Actor, writer and producer Leanne Melissa Bishop, a Port Williams native, says she’s thrilled to back home working on her latest film project.
K.Starratt
Film being shot in Wolfville this weekend
BY KIRK STARRATT
Kings County Register
It’s a sort of homecoming - and a case of art imitating life - for a Port Williams native, with a film project being shot this weekend in Wolfville.
Actor, writer and producer Leanne Melissa Bishop is starring in the film, a comedy based on a visit to the gynecologist’s office, along with Hayley Burgess, Vanessa Walton-Bone, Mark Owen, Adam Bayne and Kim Parkhill, all are from Nova Scotia.
Bishop currently resides in Toronto. Primarily an actor, she spent two years studying in a professional acting program at the Neighborhood Playhouse School of the Theatre in New York and said she learned a great deal.
She wrote the script three years ago while involved in a group of writers, actors and directors in Halifax, which used to meet to film various projects and improve their skills. She met one of the producers, Herb d’Entremont and he loved her script. He introduced her to a local director, Darryl LeBlanc.
Three years later, the same team is coming together with producers Lisa Heyden and Hank White to make the film a reality. Shooting takes place Nov. 1 and 2 in Wolfville, the primary location being a doctor’s office.
Bishop says the pivotal point in the film is based on something that happened to her while visiting the gynecologist’s office.
“She learns - the main character - to love herself for who she is,” Bishop says. “She never expected to find true love in a place where she was so compromised and vulnerable.”
Like many of the cast members, Bishop has worked a lot outside the province.
“I like being back here,” she says. “Most people love to come back here to work, given the opportunity.”
All the background people are from the Windsor to Wolfville area, locations are all in the Wolfville area, the catering is being done locally and lots of people are donating time and resources to the self-funded project. Bishop says the level of cooperation has been great.
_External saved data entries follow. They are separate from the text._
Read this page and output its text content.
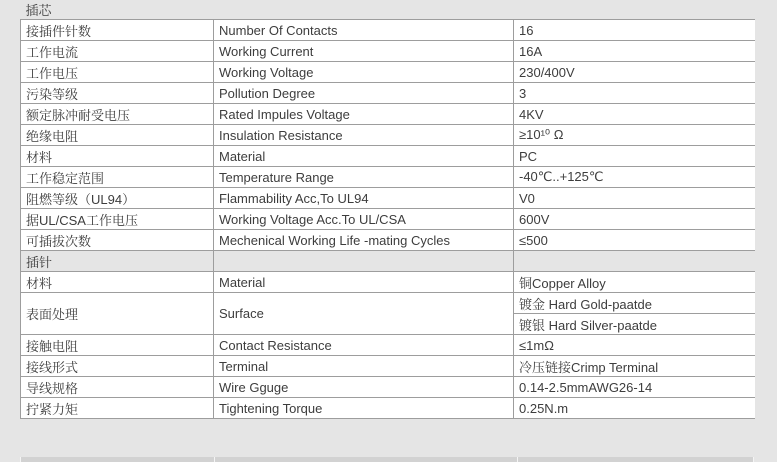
插芯		
接插件针数	Number Of Contacts	16
工作电流	Working Current	16A
工作电压	Working Voltage	230/400V
污染等级	Pollution Degree	3
额定脉冲耐受电压	Rated Impules Voltage	4KV
绝缘电阻	Insulation Resistance	≥10¹⁰ Ω
材料	Material	PC
工作稳定范围	Temperature Range	-40℃..+125℃
阻燃等级（UL94）	Flammability Acc,To UL94	V0
据UL/CSA工作电压	Working Voltage Acc.To UL/CSA	600V
可插拔次数	Mechenical Working Life -mating Cycles	≤500
插针		
材料	Material	铜Copper Alloy
表面处理	Surface	镀金 Hard Gold-paatde
		镀银 Hard Silver-paatde
接触电阻	Contact Resistance	≤1mΩ
接线形式	Terminal	冷压链接Crimp Terminal
导线规格	Wire Gguge	0.14-2.5mmAWG26-14
拧紧力矩	Tightening Torque	0.25N.m
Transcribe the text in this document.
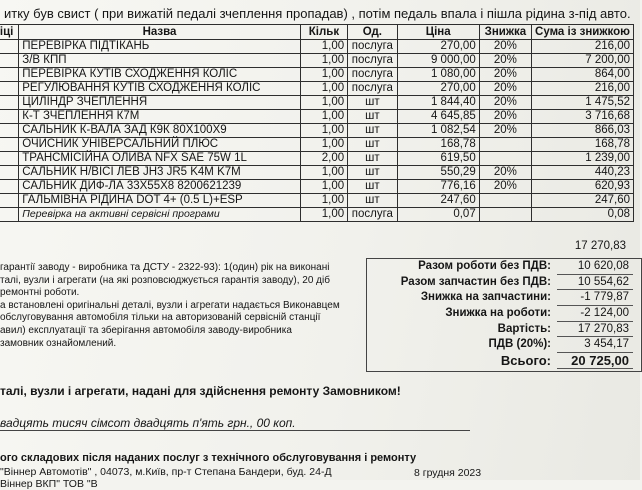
итку був свист ( при вижатій педалі зчеплення пропадав) , потім педаль впала і пішла рідина з-під авто.
іці	Назва	Кільк	Од.	Ціна	Знижка	Сума із знижкою
	ПЕРЕВІРКА ПІДТІКАНЬ	1,00	послуга	270,00	20%	216,00
	З/В КПП	1,00	послуга	9 000,00	20%	7 200,00
	ПЕРЕВІРКА КУТІВ СХОДЖЕННЯ КОЛІС	1,00	послуга	1 080,00	20%	864,00
	РЕГУЛЮВАННЯ КУТІВ СХОДЖЕННЯ КОЛІС	1,00	послуга	270,00	20%	216,00
	ЦИЛІНДР ЗЧЕПЛЕННЯ	1,00	шт	1 844,40	20%	1 475,52
	К-Т ЗЧЕПЛЕННЯ К7М	1,00	шт	4 645,85	20%	3 716,68
	САЛЬНИК К-ВАЛА ЗАД К9К 80X100X9	1,00	шт	1 082,54	20%	866,03
	ОЧИСНИК УНІВЕРСАЛЬНИЙ ПЛЮС	1,00	шт	168,78		168,78
	ТРАНСМІСІЙНА ОЛИВА NFX SAE 75W 1L	2,00	шт	619,50		1 239,00
	САЛЬНИК Н/ВІСІ ЛЕВ JH3 JR5 K4M K7M	1,00	шт	550,29	20%	440,23
	САЛЬНИК ДИФ-ЛА 33X55X8 8200621239	1,00	шт	776,16	20%	620,93
	ГАЛЬМІВНА РІДИНА DOT 4+ (0.5 L)+ESP	1,00	шт	247,60		247,60
	Перевірка на активні сервісні програми	1,00	послуга	0,07		0,08
17 270,83
гарантії заводу - виробника та ДСТУ - 2322-93): 1(один) рік на виконані
талі, вузли і агрегати (на які розповсюджується гарантія заводу), 20 діб
ремонтні роботи.
а встановлені оригінальні деталі, вузли і агрегати надається Виконавцем
обслуговування автомобіля тільки на авторизованій сервісній станції
авил) експлуатації та зберігання автомобіля заводу-виробника
замовник ознайомлений.
Разом роботи без ПДВ:	10 620,08
Разом запчастин без ПДВ:	10 554,62
Знижка на запчастини:	-1 779,87
Знижка на роботи:	-2 124,00
Вартість:	17 270,83
ПДВ (20%):	3 454,17
Всього:	20 725,00
талі, вузли і агрегати, надані для здійснення ремонту Замовником!
вадцять тисяч сімсот двадцять п'ять грн., 00 коп.
ого складових після наданих послуг з технічного обслуговування і ремонту
"Віннер Автомотів" , 04073, м.Київ, пр-т Степана Бандери, буд. 24-Д	8 грудня 2023
Віннер ВКП" ТОВ "В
Even though it isn’t big-budget, there will be some economic spin-offs with as many as 25 cast and crew expected each day. She expects long shooting days, but everyone involved is eager. Bishop says it’s important to have a lot of excitement and enthusiasm in the group.
She says her film goes to show you can’t sit back and wait for grants or other government support to fall in your lap. A short film can be used as a calling card, and it could help secure future funding.
The film will be submitted to various film festivals starting in February and Bishop hopes to hold a screening in Wolfville as a thank you. There is even the possibility the film could be used as the basis for a Canadian comedy series.
Bishop says there will be more to come from the same team, including a sci-fi feature film scheduled for 2009. She hopes to be able to shoot in the Wolfville area again.